Islam encourages the sharing of wealth with others and helps people to stand on their own and become productive members of society. In Arabic, it is known as zakat which literally means “purification”, because zakat is considered to purify one’s heart of greed.
Zakat must be paid on different categories of property – gold, silver, money and business commodities – and is payable each year after one year’s possession.
It requires an annual contribution of 2.5% of an individual’s wealth and assets.
Like prayer, which is both an individual and communal responsibility, zakat expresses a Muslim’s worship of and thanksgiving to God by supporting those in need.
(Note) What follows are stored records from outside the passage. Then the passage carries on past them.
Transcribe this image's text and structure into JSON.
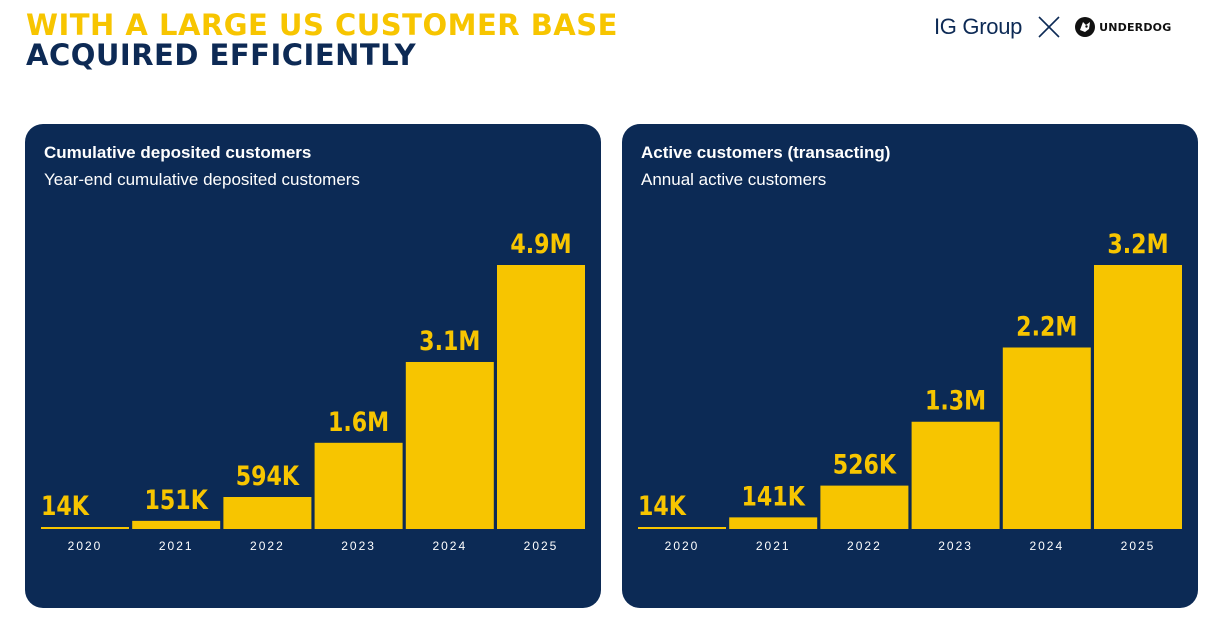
{
  "header": {
    "line1": "WITH A LARGE US CUSTOMER BASE",
    "line2": "ACQUIRED EFFICIENTLY",
    "brand_left": "IG Group",
    "brand_right": "UNDERDOG",
    "brand_separator_icon": "x-icon",
    "brand_logo_icon": "dog-logo-icon"
  },
  "colors": {
    "accent": "#f7c500",
    "panel_bg": "#0c2a55",
    "navy_text": "#0d2a55"
  },
  "chart_data": [
    {
      "type": "bar",
      "title": "Cumulative deposited customers",
      "subtitle": "Year-end cumulative deposited customers",
      "categories": [
        "2020",
        "2021",
        "2022",
        "2023",
        "2024",
        "2025"
      ],
      "values": [
        0.014,
        0.151,
        0.594,
        1.6,
        3.1,
        4.9
      ],
      "data_labels": [
        "14K",
        "151K",
        "594K",
        "1.6M",
        "3.1M",
        "4.9M"
      ],
      "ylim": [
        0,
        4.9
      ],
      "grid": false,
      "bar_color": "#f7c500"
    },
    {
      "type": "bar",
      "title": "Active customers (transacting)",
      "subtitle": "Annual active customers",
      "categories": [
        "2020",
        "2021",
        "2022",
        "2023",
        "2024",
        "2025"
      ],
      "values": [
        0.014,
        0.141,
        0.526,
        1.3,
        2.2,
        3.2
      ],
      "data_labels": [
        "14K",
        "141K",
        "526K",
        "1.3M",
        "2.2M",
        "3.2M"
      ],
      "ylim": [
        0,
        3.2
      ],
      "grid": false,
      "bar_color": "#f7c500"
    }
  ]
}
Islam teaches that people should acquire wealth with the intention of spending it on their own needs and the needs of others.
The whole concept of wealth is considered in Islam as a gift from God. God, who provided it to the person, made a portion of it for the poor, so the poor have a right over one’s wealth. Zakat reminds Muslims that everything they have belongs to God. People are given their wealth as a trust from God.
God, in His boundless mercy, promises rewards for helping those in need with one basic condition that zakat is paid in the name of God; one should not expect or demand any worldly gains from the beneficiaries nor aim at making one’s name as a philanthropist. The feelings of a beneficiary should not be hurt by making him feel inferior or reminding him of the assistance.
Money given as zakat can only be used for certain specific things. Islam stipulates that alms are to be used to support the poor and the needy.
The Quran emphasizes feeding the hungry, clothing the naked, helping those who are in need, and the more one helps, the more God helps the person, and the more one gives, the more God gives the person. One feels he is taking care of others and God is taking care of him.
This year we will be giving the collected Zakat to refugee families living in Cambridge in desperate need for many essentials.